U.S. changes began with the appointment of Shinske, who has over 20 years in fine watches and luxury products, including stints as president and CEO of Ebel USA; president and CEO of a consulting firm to luxury jewelry companies; and management posts at SMH/Swatch.

That’s was followed by creation of a new staff including, in May, appointment of jewelry trade show and marketing veteran Fran Pennella as director of marketing and public relations, and the transcontinental relocation of the North American headquarters.

Making movements. Maurice Lacroix makes its watches in Saignelégier, Switzerland, and sells them in 3,500 outlets in 60 countries. Since the 1990s, its focused increasingly on mechanical watches, especially those with complications. In 2006, it unveiled its first in-house produced movement, the hand-wound caliber ML 106 for its Masterpiece Le Chronographe, taking it into the exclusive club of Swiss brands which make their own movements. The brand now has four of it own calibers and two patents pending, notes Shinske, and plans more. “The direction is to go deeply into mechanical movements in the next five years,” she says. “That’s where investments are going.”

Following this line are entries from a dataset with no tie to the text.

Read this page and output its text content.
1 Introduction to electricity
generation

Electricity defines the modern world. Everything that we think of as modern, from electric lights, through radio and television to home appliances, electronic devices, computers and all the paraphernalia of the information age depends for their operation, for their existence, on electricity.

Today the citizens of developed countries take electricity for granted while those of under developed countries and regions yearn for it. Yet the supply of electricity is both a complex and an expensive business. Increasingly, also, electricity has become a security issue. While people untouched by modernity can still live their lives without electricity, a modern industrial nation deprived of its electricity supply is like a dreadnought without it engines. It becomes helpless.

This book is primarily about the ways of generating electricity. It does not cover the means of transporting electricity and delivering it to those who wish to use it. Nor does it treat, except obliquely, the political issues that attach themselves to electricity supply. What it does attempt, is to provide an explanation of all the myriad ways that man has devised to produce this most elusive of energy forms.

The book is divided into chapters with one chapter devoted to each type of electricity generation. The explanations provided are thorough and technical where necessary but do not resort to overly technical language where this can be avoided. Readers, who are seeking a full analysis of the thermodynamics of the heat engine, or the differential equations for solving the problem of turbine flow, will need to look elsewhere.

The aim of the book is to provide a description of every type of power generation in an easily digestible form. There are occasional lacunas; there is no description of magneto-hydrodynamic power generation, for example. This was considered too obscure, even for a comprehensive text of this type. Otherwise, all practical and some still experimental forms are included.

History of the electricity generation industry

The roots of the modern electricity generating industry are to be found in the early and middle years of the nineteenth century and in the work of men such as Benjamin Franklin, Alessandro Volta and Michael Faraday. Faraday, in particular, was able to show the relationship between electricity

Masterpiece Le Chronographe is the first Maurice Lacroix watch 
to use the brand’s own in-house produced movement.

Maurice Lacroix’s output is 60 percent mechanical and 40 quartz watches. By 2012, it wants to be 90 percent mechanical and 10 percent quartz, making 80 percent of its movements. The company produces 150,000 watches annually, but more focus on mechanicals means production will become “more limited,” notes Shinske.

Fewer retailers. The assortment is changing, too. “We’ve tightened collections in quartz, while expanding them in the mechanical end,” says Shinske, (who trimmed the line in the U.S. market, from 400 SKUs to 135). The focus now is on three areas: the mechanical Masterpiece collection (traditional styling, for older, more conservative consumers); the beefed-up mechanical Pontos line (more contemporary, for younger consumers); and some quartz ‘bread and butter’ pieces.

Shinske aims to “establish an exclusive distribution in the United States and the Caribbean, capture market share in the luxury mechanical timepieces niche, and become the entry brand for those wanting luxury watches with quality movements at reasonable prices.” As a result, Maurice Lacroix North America is taking a hard look at its retailers.

The brand entered the U.S. market in 1994, through an agent; began its U.S. company in California in 1995; and eventually grew to over 400 retailers. However, its image and distribution were “all over the place—Who is the brand? Who is the customer?—with too many doors, and not always the right partner or place,” says Shinske. “So, there will be tremendous changes in distribution,” shrinking to 150 outlets by 2009. “We want to ensure the retailer’s vision, store and customers, match our vision for the brand,” says Fran Pennella, director of marketing and public relations of Maurice Lacroix’s North American operations.

Changing prices. Maurice Lacroix’s pricing is also changing, as it moves into higher strata of luxury watches. “The product was undervalued,” Shinske notes. Its average retail range was $800 to $4,000, but “we’re moving quickly to $3,000 to $8,000.” The new Masterpiece collection retails for $5,000 to $15,000, Pontos for $2,500 to $6,000, and quartz watches for $1,000 to $3,000.

To promote its watches and new image, and raise its U.S. profile, Maurice Lacroix North America has a new ad campaign (part of the brand’s global repositioning), featuring a new logo; a new tagline (“More than meets the eye”), and ads starring its timepieces. The campaign begins this holiday season, its first in a while, running in trade and upscale consumer magazines. (There’re also new point-of-sale displays, a new website and talks about possible celebrity endorsements.)

One of the biggest U.S. changes was moving headquarters from California to Hackensack, N.J. (with facilities for shipping, receiving, and after-sales service). The new headquarters ‘DBA’ name is Maurice Lacroix North America (covering the United States, Caribbean, and Canada). However, its legal name—Desco Luxury Americas—draws on its parent firm (Desco von Schulthess AG), and anticipates future business in Latin America, and possibly other luxury products.

For now, though, says Shinske, she and her team are concentrating on “relaunching the brand in the U.S. market and making it number one.”